2 - Foi nesse contexto, de luta de egos, que emergiu um treinador "out of the box", no perfil, gestos e pensamentos. O então jovem Louis Van Gaal conseguiu juntar todas essas diferentas peças acrescentando a cultura de formação holandesa no novo Ajax multicultural de 95, lançando a geração de Seedorf, Davids, Kluivert, entre outros, ainda com o patriarcal Rijkaard.
As suas passagens pela seleção (2000-2002 e 2012-2014) nunca tiveram, porém, o mesmo poder unificador de liderança.
Foram, mais do que para pensar/estruturar o edifício nacional, para formar apenas equipas para dois Mundiais). Van Gaal é, independente de qualquer valoração técnica, o único que sempre viveu acima disso. Por personalidade (caráter) e ideias (método). Nunca receou (até promoveu) um perfil de arrogância comunicacional. O problema, porém, é que há uma equipa para jogar e, nesse ponto, a seleção holandesa, mesmo que os jogadores estudem pelos mesmo livros de estilo do passado, não conseguem, no presente, reproduzir essa ideologia na prática em campo.
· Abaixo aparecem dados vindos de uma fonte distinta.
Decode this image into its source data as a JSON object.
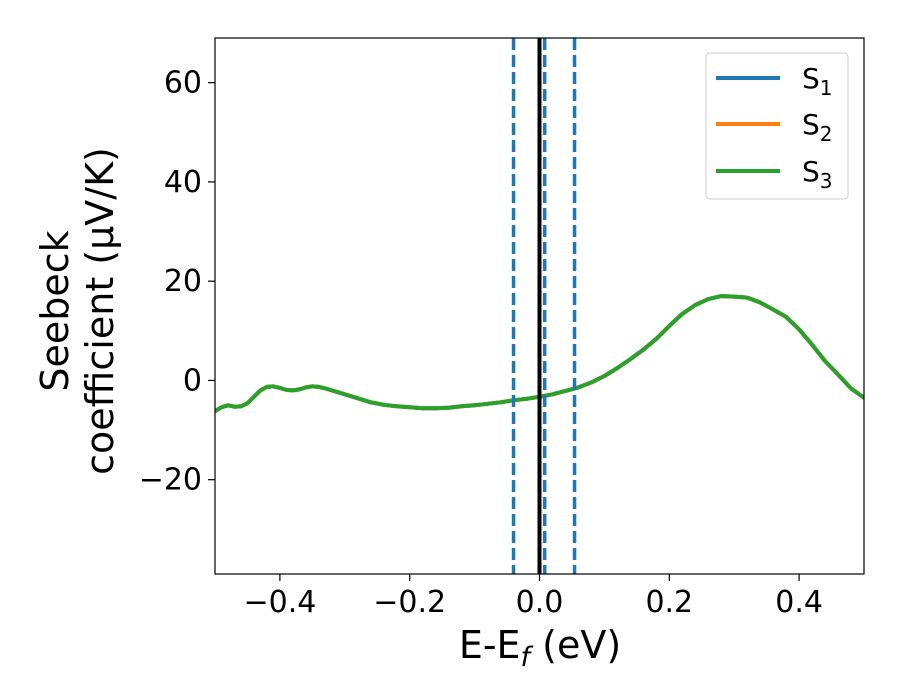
{
  "chart_data": {
    "type": "line",
    "xlabel": {
      "main": "E-E",
      "sub": "f",
      "tail": " (eV)"
    },
    "ylabel": {
      "line1": "Seebeck",
      "line2": "coefficient  (μV/K)"
    },
    "xlim": [
      -0.5,
      0.5
    ],
    "ylim": [
      -39,
      69
    ],
    "xticks": [
      {
        "value": -0.4,
        "label": "−0.4"
      },
      {
        "value": -0.2,
        "label": "−0.2"
      },
      {
        "value": 0.0,
        "label": "0.0"
      },
      {
        "value": 0.2,
        "label": "0.2"
      },
      {
        "value": 0.4,
        "label": "0.4"
      }
    ],
    "yticks": [
      {
        "value": -20,
        "label": "−20"
      },
      {
        "value": 0,
        "label": "0"
      },
      {
        "value": 20,
        "label": "20"
      },
      {
        "value": 40,
        "label": "40"
      },
      {
        "value": 60,
        "label": "60"
      }
    ],
    "grid": false,
    "legend_placement": "top-right",
    "series": [
      {
        "name": "S",
        "sub": "1",
        "color": "#1f77b4"
      },
      {
        "name": "S",
        "sub": "2",
        "color": "#ff7f0e"
      },
      {
        "name": "S",
        "sub": "3",
        "color": "#2ca02c"
      }
    ],
    "shared_curve": {
      "x": [
        -0.5,
        -0.49,
        -0.48,
        -0.47,
        -0.46,
        -0.45,
        -0.44,
        -0.43,
        -0.42,
        -0.41,
        -0.4,
        -0.39,
        -0.38,
        -0.37,
        -0.36,
        -0.35,
        -0.34,
        -0.33,
        -0.32,
        -0.3,
        -0.28,
        -0.26,
        -0.24,
        -0.22,
        -0.2,
        -0.18,
        -0.16,
        -0.14,
        -0.12,
        -0.1,
        -0.08,
        -0.06,
        -0.04,
        -0.02,
        0.0,
        0.02,
        0.04,
        0.06,
        0.08,
        0.1,
        0.12,
        0.14,
        0.16,
        0.18,
        0.2,
        0.22,
        0.24,
        0.26,
        0.28,
        0.3,
        0.32,
        0.34,
        0.36,
        0.38,
        0.4,
        0.42,
        0.44,
        0.46,
        0.48,
        0.5
      ],
      "y": [
        -6.2,
        -5.4,
        -5.0,
        -5.3,
        -5.2,
        -4.6,
        -3.3,
        -2.0,
        -1.3,
        -1.2,
        -1.5,
        -1.9,
        -2.0,
        -1.8,
        -1.4,
        -1.2,
        -1.3,
        -1.6,
        -2.0,
        -2.8,
        -3.6,
        -4.4,
        -4.9,
        -5.2,
        -5.4,
        -5.6,
        -5.6,
        -5.5,
        -5.2,
        -5.0,
        -4.7,
        -4.4,
        -4.0,
        -3.7,
        -3.3,
        -2.8,
        -2.1,
        -1.4,
        -0.4,
        0.9,
        2.5,
        4.3,
        6.2,
        8.4,
        11.0,
        13.4,
        15.2,
        16.4,
        17.0,
        16.9,
        16.7,
        15.7,
        14.3,
        12.8,
        10.3,
        7.2,
        3.9,
        1.2,
        -1.6,
        -3.5
      ]
    },
    "vertical_lines": [
      {
        "x": 0.0,
        "style": "solid",
        "color": "#000000"
      },
      {
        "x": -0.04,
        "style": "dashed",
        "color": "#1f77b4"
      },
      {
        "x": 0.008,
        "style": "dashed",
        "color": "#1f77b4"
      },
      {
        "x": 0.054,
        "style": "dashed",
        "color": "#1f77b4"
      }
    ]
  }
}
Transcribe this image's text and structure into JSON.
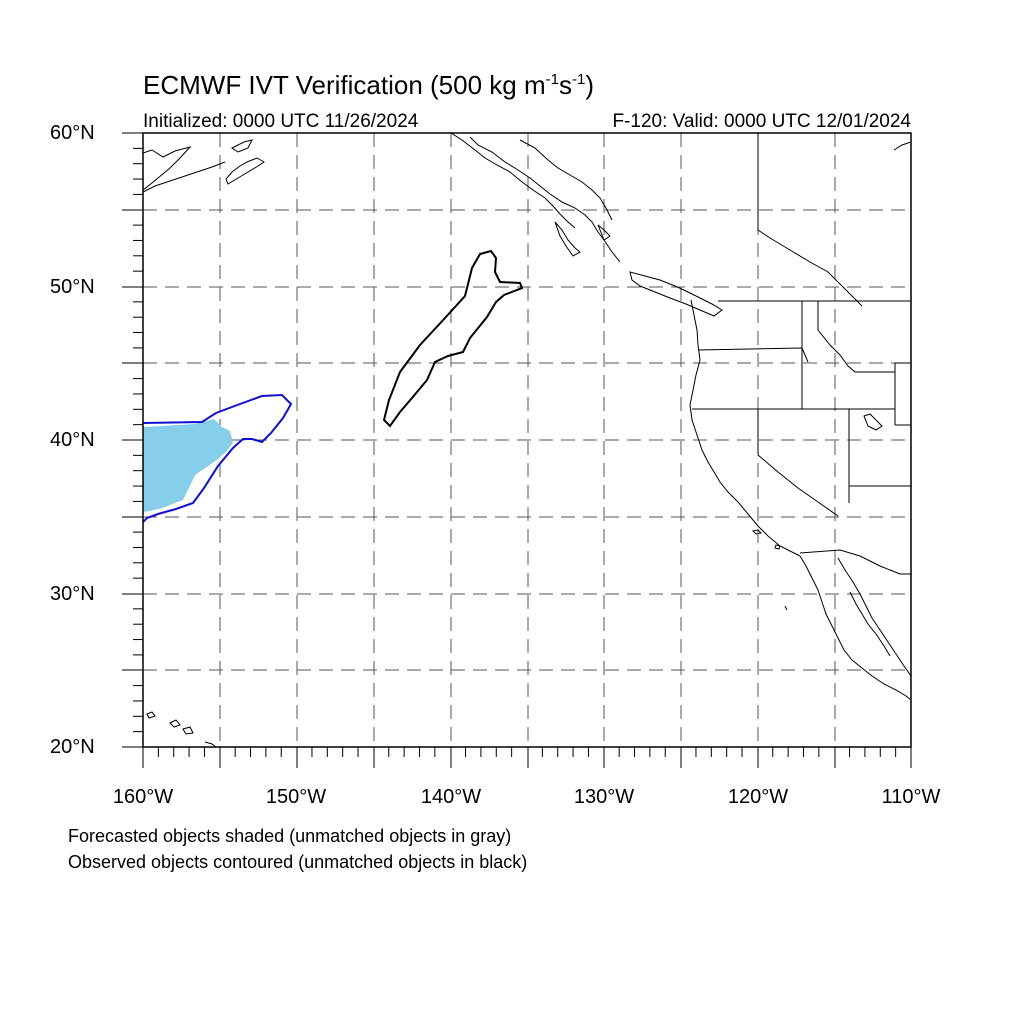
{
  "title": {
    "text_prefix": "ECMWF IVT Verification (500 kg m",
    "sup1": "-1",
    "text_mid": "s",
    "sup2": "-1",
    "text_suffix": ")"
  },
  "subtitle_left": "Initialized: 0000 UTC 11/26/2024",
  "subtitle_right": "F-120: Valid: 0000 UTC 12/01/2024",
  "lat_labels": [
    "60°N",
    "50°N",
    "40°N",
    "30°N",
    "20°N"
  ],
  "lon_labels": [
    "160°W",
    "150°W",
    "140°W",
    "130°W",
    "120°W",
    "110°W"
  ],
  "captions": [
    "Forecasted objects shaded (unmatched objects in gray)",
    "Observed objects contoured (unmatched objects in black)"
  ],
  "map_extent": {
    "lon_min": -160,
    "lon_max": -110,
    "lat_min": 20,
    "lat_max": 60
  },
  "colors": {
    "forecast_matched_fill": "#87ceeb",
    "observed_matched_contour": "#1010d0",
    "observed_unmatched_contour": "#000000",
    "gridline": "#555555"
  },
  "objects": [
    {
      "kind": "forecast",
      "matched": true,
      "center_lon": -157.5,
      "center_lat": 38.5
    },
    {
      "kind": "observed",
      "matched": true,
      "center_lon": -155.0,
      "center_lat": 39.0
    },
    {
      "kind": "observed",
      "matched": false,
      "center_lon": -140.5,
      "center_lat": 46.5
    }
  ]
}
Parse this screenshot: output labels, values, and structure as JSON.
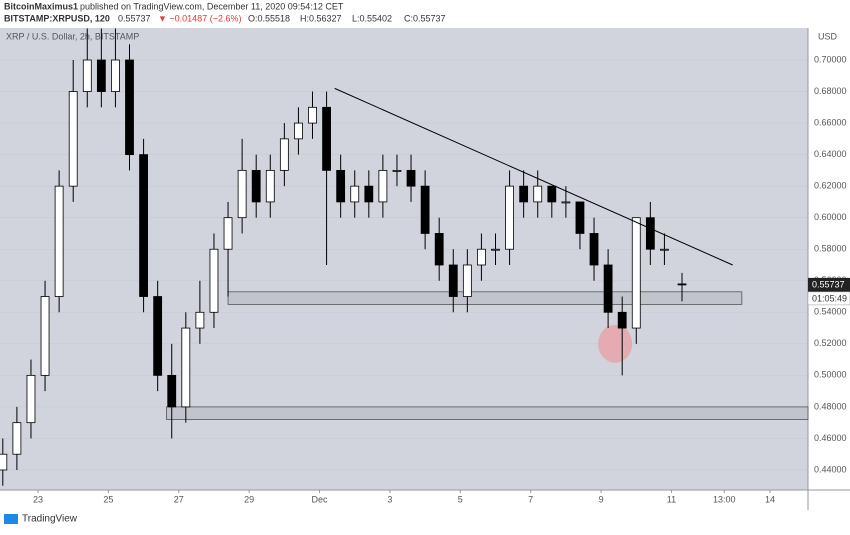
{
  "header": {
    "author": "BitcoinMaximus1",
    "published": "published on TradingView.com, December 11, 2020 09:54:12 CET",
    "symbol": "BITSTAMP:XRPUSD, 120",
    "last": "0.55737",
    "change": "▼ −0.01487 (−2.6%)",
    "open": "O:0.55518",
    "high": "H:0.56327",
    "low": "L:0.55402",
    "close": "C:0.55737"
  },
  "footer": {
    "brand": "TradingView"
  },
  "chart_data": {
    "type": "candlestick",
    "title": "XRP / U.S. Dollar, 2h, BITSTAMP",
    "y_axis_label": "USD",
    "x": [
      22.0,
      22.4,
      22.8,
      23.2,
      23.6,
      24.0,
      24.4,
      24.8,
      25.2,
      25.6,
      26.0,
      26.4,
      26.8,
      27.2,
      27.6,
      28.0,
      28.4,
      28.8,
      29.2,
      29.6,
      30.0,
      30.4,
      30.8,
      31.2,
      31.6,
      32.0,
      32.4,
      32.8,
      33.2,
      33.6,
      34.0,
      34.4,
      34.8,
      35.2,
      35.6,
      36.0,
      36.4,
      36.8,
      37.2,
      37.6,
      38.0,
      38.4,
      38.8,
      39.2,
      39.6,
      40.0,
      40.4,
      40.8,
      41.3
    ],
    "open": [
      0.44,
      0.45,
      0.47,
      0.5,
      0.55,
      0.62,
      0.68,
      0.7,
      0.68,
      0.7,
      0.64,
      0.55,
      0.5,
      0.48,
      0.53,
      0.54,
      0.58,
      0.6,
      0.63,
      0.61,
      0.63,
      0.65,
      0.66,
      0.67,
      0.63,
      0.61,
      0.62,
      0.61,
      0.63,
      0.63,
      0.62,
      0.59,
      0.57,
      0.55,
      0.57,
      0.58,
      0.58,
      0.62,
      0.61,
      0.62,
      0.61,
      0.61,
      0.59,
      0.57,
      0.54,
      0.53,
      0.6,
      0.58,
      0.558
    ],
    "high": [
      0.46,
      0.48,
      0.51,
      0.56,
      0.63,
      0.7,
      0.72,
      0.72,
      0.72,
      0.71,
      0.65,
      0.56,
      0.52,
      0.54,
      0.56,
      0.59,
      0.61,
      0.65,
      0.64,
      0.64,
      0.66,
      0.67,
      0.68,
      0.68,
      0.64,
      0.63,
      0.63,
      0.64,
      0.64,
      0.64,
      0.63,
      0.6,
      0.58,
      0.58,
      0.59,
      0.59,
      0.63,
      0.63,
      0.63,
      0.62,
      0.62,
      0.61,
      0.6,
      0.58,
      0.55,
      0.6,
      0.61,
      0.59,
      0.565
    ],
    "low": [
      0.43,
      0.44,
      0.46,
      0.49,
      0.54,
      0.61,
      0.67,
      0.67,
      0.67,
      0.63,
      0.54,
      0.49,
      0.46,
      0.47,
      0.52,
      0.53,
      0.55,
      0.59,
      0.6,
      0.6,
      0.62,
      0.64,
      0.65,
      0.57,
      0.6,
      0.6,
      0.6,
      0.6,
      0.62,
      0.61,
      0.58,
      0.56,
      0.54,
      0.54,
      0.56,
      0.57,
      0.57,
      0.6,
      0.6,
      0.6,
      0.6,
      0.58,
      0.56,
      0.53,
      0.5,
      0.52,
      0.57,
      0.57,
      0.547
    ],
    "close": [
      0.45,
      0.47,
      0.5,
      0.55,
      0.62,
      0.68,
      0.7,
      0.68,
      0.7,
      0.64,
      0.55,
      0.5,
      0.48,
      0.53,
      0.54,
      0.58,
      0.6,
      0.63,
      0.61,
      0.63,
      0.65,
      0.66,
      0.67,
      0.63,
      0.61,
      0.62,
      0.61,
      0.63,
      0.63,
      0.62,
      0.59,
      0.57,
      0.55,
      0.57,
      0.58,
      0.58,
      0.62,
      0.61,
      0.62,
      0.61,
      0.61,
      0.59,
      0.57,
      0.54,
      0.53,
      0.6,
      0.58,
      0.58,
      0.55737
    ],
    "up_color": "#ffffff",
    "down_color": "#000000",
    "background": "#d1d4dc",
    "xlim": [
      21.92,
      44.88
    ],
    "ylim": [
      0.4273,
      0.7203
    ],
    "xticks": [
      {
        "value": 23,
        "label": "23"
      },
      {
        "value": 25,
        "label": "25"
      },
      {
        "value": 27,
        "label": "27"
      },
      {
        "value": 29,
        "label": "29"
      },
      {
        "value": 31,
        "label": "Dec"
      },
      {
        "value": 33,
        "label": "3"
      },
      {
        "value": 35,
        "label": "5"
      },
      {
        "value": 37,
        "label": "7"
      },
      {
        "value": 39,
        "label": "9"
      },
      {
        "value": 41,
        "label": "11"
      },
      {
        "value": 42.5,
        "label": "13:00"
      },
      {
        "value": 43.8,
        "label": "14"
      }
    ],
    "yticks": [
      {
        "value": 0.44,
        "label": "0.44000"
      },
      {
        "value": 0.46,
        "label": "0.46000"
      },
      {
        "value": 0.48,
        "label": "0.48000"
      },
      {
        "value": 0.5,
        "label": "0.50000"
      },
      {
        "value": 0.52,
        "label": "0.52000"
      },
      {
        "value": 0.54,
        "label": "0.54000"
      },
      {
        "value": 0.56,
        "label": "0.56000"
      },
      {
        "value": 0.58,
        "label": "0.58000"
      },
      {
        "value": 0.6,
        "label": "0.60000"
      },
      {
        "value": 0.62,
        "label": "0.62000"
      },
      {
        "value": 0.64,
        "label": "0.64000"
      },
      {
        "value": 0.66,
        "label": "0.66000"
      },
      {
        "value": 0.68,
        "label": "0.68000"
      },
      {
        "value": 0.7,
        "label": "0.70000"
      }
    ],
    "last_price": {
      "value": 0.55737,
      "label": "0.55737"
    },
    "countdown": "01:05:49",
    "trendline": {
      "x": [
        31.43,
        42.74
      ],
      "y": [
        0.682,
        0.57
      ]
    },
    "zones": [
      {
        "x": [
          28.4,
          43.0
        ],
        "y": [
          0.545,
          0.553
        ]
      },
      {
        "x": [
          26.65,
          44.88
        ],
        "y": [
          0.472,
          0.48
        ]
      }
    ],
    "highlight": {
      "x": 39.4,
      "y": 0.52,
      "color": "#e8a0a8"
    }
  }
}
3 - Regressa ao bater nos 70 anos: "Futebol dominante é aquele em que a minha equipa decide como o adversário vai jogar e nunca o contrário, em que o adversário decide onde temos nós de jogar". Esta ideia, pressupõe um principio de cultura de posse que não se esgota em... ter a bola. "As minhas equipas jogarão sempre num estilo mais ofensivo, embora nesta época têm de ter também características mais defensivas... com melhor organização defensiva e criar espaços para os meus avançados que têm de ser muito rápidos... Isso também é futebol dominante".
Ao pensar hoje assim o jogo, Van Gaal busca um compromisso com "outro estilo" capaz de ser aculturado pela escola holandesa. Mais do que lhe acrescentar algo, esse processo (numa época em que as seleções não têm tempo para treinar) tem confundido mais o genuíno estilo holandês do que enriquecê-lo.
4 - Reconstruir um estilo é, por isso, um processo quase sempre de contraciclo. A incorporação do estilo do Suriname, então quase autonomizado na raiz, teve na altura um poder que hoje não seria possível de reproduzir com novos grupos que, sem essa genuinidade de origem, já nascem criados na divisão.
O talento (ou diferentes estilos de talento) são riquíssimos no futebol holandês mas para percebermos, numa simples constatação, como difícil é criar essa identidade, basta dizer que estamos a falar de um pais centro-europeu que, sem se dividir, decidiu mudar de nome em pleno Séc. XXI. A Holanda e os Países Baixos.